- Origin: United States
- Genres: Folk rock, sunshine pop
- Years active: 1964–1965
- Label: Epic
- Past members: Sheri Holmberg Dotti Holmberg Curt Boettcher Ron Neilson Ron Edgar
- Website: goldebriars.com

= The Goldebriars =

The Goldebriars were an American folk quartet in the early 1960s, most notable for including a young Curt Boettcher as a guitarist and vocalist. The group also included two sisters, Dotti and Sheri Holmberg, with Ron Neilson as lead guitarist and banjo player.

==Career==
They recorded two obscure albums for Epic Records in 1964 before adding drummer Ron Edgar to their lineup, who would later be a part of the groups The Music Machine and The Millennium. They recorded a third album in late 1964. A single from this proposed album, "June Bride Baby" b/w "I'm Gonna Marry You" was released in early 1965, but the group broke up afterwards and the album remains unreleased.

Boettcher would go on as a record producer, songwriter and musician, eventually putting together The Millennium. Dotti Holmberg, Sundazed Music released an album of demos that she recorded in the mid-1960s called Sometimes Happy Times, including one that had ended up on the Magic Time anthology, and the song ("I Sing My Song") that would later be included on the second Sagittarius album. She also maintains a website dedicated to the group, and has published an eBook about the group titled "Whatever Happened to Jezebel?". Ron Neilson went on to compose and publish two acclaimed albums under the New Harmony Records label through CD Baby, Two Guitars, One Heart with guitarist, John Bellar in 2007, and a solo album, New Day's Promise, in 2017. The first features Weissenborn & Resonator Acoustic Guitar Duets, wholly-unique combination of beautiful sounding lap-style acoustic guitars. John Bellar was America's National Resonator Guitar Champion in the Fall of 2005, where he and Ron Neilson met in the winner's circle. For nearly twenty years, Ron Neilson has played and composed exclusively for the Weissenborn-style, Hawaiian acoustic guitar. He has been a studio musician and stage performer. Two Guitars, One Heart, was recorded at Lava Tracks Studio in Wiamea, Hawaii. New Day's Promise features additional original, lyrical compositions performed by Ron Neilson on Weissenborn lap-style acoustic guitar.

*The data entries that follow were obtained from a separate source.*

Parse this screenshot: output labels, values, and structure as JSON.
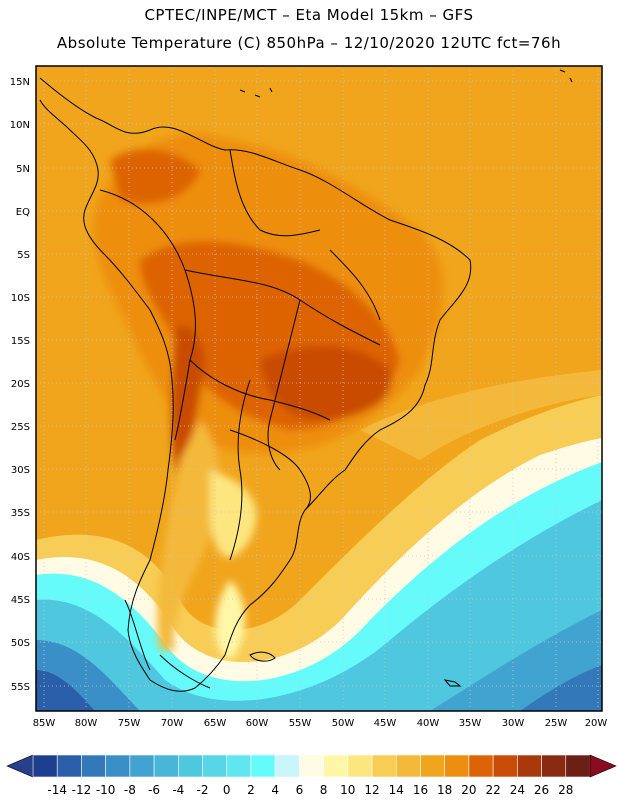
{
  "header": {
    "line1": "CPTEC/INPE/MCT –  Eta Model 15km – GFS",
    "line2": "Absolute Temperature (C) 850hPa – 12/10/2020 12UTC fct=76h"
  },
  "axes": {
    "lat_labels": [
      "15N",
      "10N",
      "5N",
      "EQ",
      "5S",
      "10S",
      "15S",
      "20S",
      "25S",
      "30S",
      "35S",
      "40S",
      "45S",
      "50S",
      "55S"
    ],
    "lon_labels": [
      "85W",
      "80W",
      "75W",
      "70W",
      "65W",
      "60W",
      "55W",
      "50W",
      "45W",
      "40W",
      "35W",
      "30W",
      "25W",
      "20W"
    ]
  },
  "colorbar": {
    "ticks": [
      "-14",
      "-12",
      "-10",
      "-8",
      "-6",
      "-4",
      "-2",
      "0",
      "2",
      "4",
      "6",
      "8",
      "10",
      "12",
      "14",
      "16",
      "18",
      "20",
      "22",
      "24",
      "26",
      "28"
    ],
    "colors": [
      "#1d3f8f",
      "#2a5ea8",
      "#3378b8",
      "#3a8fc6",
      "#41a4d0",
      "#48b6d8",
      "#4fc7de",
      "#56d6e6",
      "#5fe6ee",
      "#66fbfb",
      "#c8f6fb",
      "#fffbe4",
      "#fff7a8",
      "#fde680",
      "#f8cd55",
      "#f4b93a",
      "#f0a51c",
      "#ee8e10",
      "#dd6406",
      "#c84c05",
      "#a9390a",
      "#8a2a10",
      "#6c1f14"
    ],
    "under_color": "#283f8c",
    "over_color": "#8a0c20"
  }
}
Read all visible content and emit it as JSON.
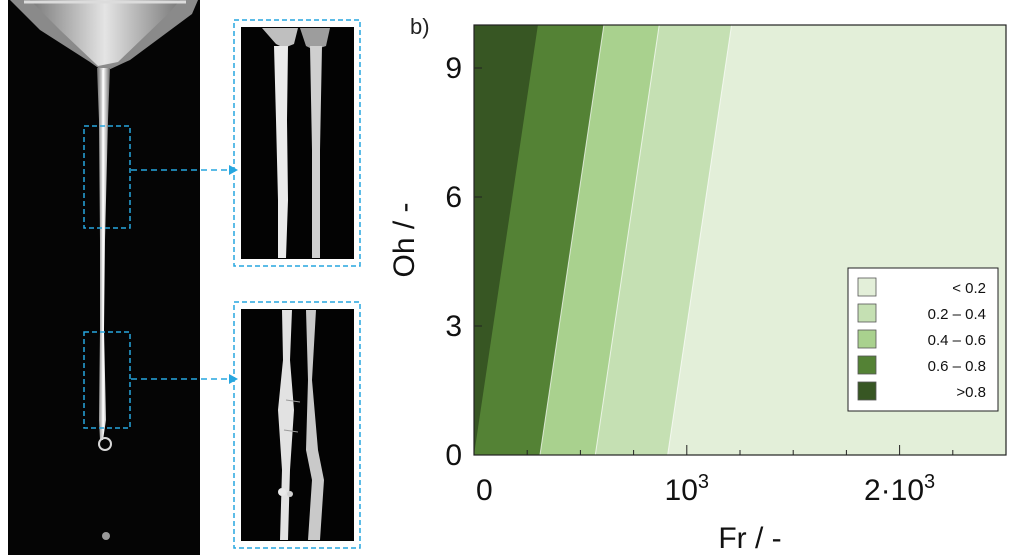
{
  "panel_label": "b)",
  "chart_data": {
    "type": "heatmap",
    "title": "",
    "xlabel": "Fr / -",
    "ylabel": "Oh / -",
    "xlim": [
      0,
      2500
    ],
    "ylim": [
      0,
      10
    ],
    "x_ticks": [
      {
        "value": 0,
        "base": "0",
        "exp": ""
      },
      {
        "value": 1000,
        "base": "10",
        "exp": "3"
      },
      {
        "value": 2000,
        "base": "2·10",
        "exp": "3"
      }
    ],
    "y_ticks": [
      {
        "value": 0,
        "label": "0"
      },
      {
        "value": 3,
        "label": "3"
      },
      {
        "value": 6,
        "label": "6"
      },
      {
        "value": 9,
        "label": "9"
      }
    ],
    "boundary_slope_Oh_per_Fr": 0.0333,
    "regions": [
      {
        "label": "< 0.2",
        "color": "#e3efd9",
        "fr_at_oh0_max": null
      },
      {
        "label": "0.2 – 0.4",
        "color": "#c5e0b3",
        "fr_at_oh0_max": 910
      },
      {
        "label": "0.4 – 0.6",
        "color": "#a9d18e",
        "fr_at_oh0_max": 570
      },
      {
        "label": "0.6 – 0.8",
        "color": "#548235",
        "fr_at_oh0_max": 310
      },
      {
        "label": ">0.8",
        "color": "#375623",
        "fr_at_oh0_max": 0
      }
    ],
    "boundaries_fr_at_oh0": [
      0,
      310,
      570,
      910
    ],
    "grid": false,
    "legend_position": "bottom-right"
  },
  "photo": {
    "description_icon": "liquid-jet-photo",
    "callout_color": "#27a6df"
  }
}
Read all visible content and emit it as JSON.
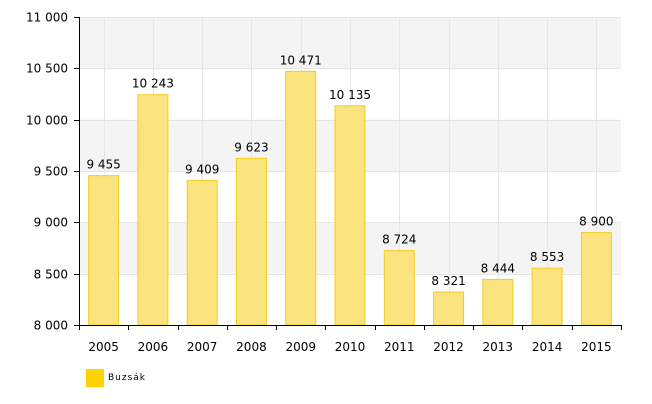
{
  "chart_data": {
    "type": "bar",
    "categories": [
      "2005",
      "2006",
      "2007",
      "2008",
      "2009",
      "2010",
      "2011",
      "2012",
      "2013",
      "2014",
      "2015"
    ],
    "series": [
      {
        "name": "Buzsák",
        "values": [
          9455,
          10243,
          9409,
          9623,
          10471,
          10135,
          8724,
          8321,
          8444,
          8553,
          8900
        ],
        "value_labels": [
          "9 455",
          "10 243",
          "9 409",
          "9 623",
          "10 471",
          "10 135",
          "8 724",
          "8 321",
          "8 444",
          "8 553",
          "8 900"
        ]
      }
    ],
    "title": "",
    "xlabel": "",
    "ylabel": "",
    "ylim": [
      8000,
      11000
    ],
    "yticks": [
      8000,
      8500,
      9000,
      9500,
      10000,
      10500,
      11000
    ],
    "ytick_labels": [
      "8 000",
      "8 500",
      "9 000",
      "9 500",
      "10 000",
      "10 500",
      "11 000"
    ],
    "grid": true,
    "legend_position": "bottom-left",
    "colors": {
      "bar_fill": "#fbe37f",
      "bar_stroke": "#f5cc1d",
      "legend_swatch": "#ffd200",
      "band": "#f4f4f4",
      "grid": "#e6e6e6",
      "axis": "#000000"
    }
  }
}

A compilation CD of The Goldebriars' Epic material, with additional demos, was issued by Now Sounds in 2015. The 30-track collection was produced by Steve Stanley, with liner notes written by Curt Boettcher scholar Dawn Eden Goldstein.

==Discography==
- "Your Special Introduction to the Goldebriars" (7-inch EP)
- "Pretty Girls and Rolling Stones" (Boettcher/Neilson) b/w "Shenandoah" (trad. arr.) Epic 9673 (7-inch single)
- The Goldebriars (album, Epic LN 26087)
- Straight Ahead! (album, Epic BN 26114 (stereo), LN 26114 (mono))
- "Castle on the Corner" (Goldsteinn) b/w "I've Got to Love Somebody" (trad. arr.) (Epic 9719 (single))
- "June Bride Baby" (Goldsteinn/Ross) b/w "I'm Gonna Marry You" (Goldsteinn) (Epic 9806 (single))
- Climbing Stars (CD album of unreleased material released September 20, 2006, Sony Music Direct, Japan)

Sony Music Direct in Japan released CDs of the first two Goldebriars' original albums on March 24, 2006.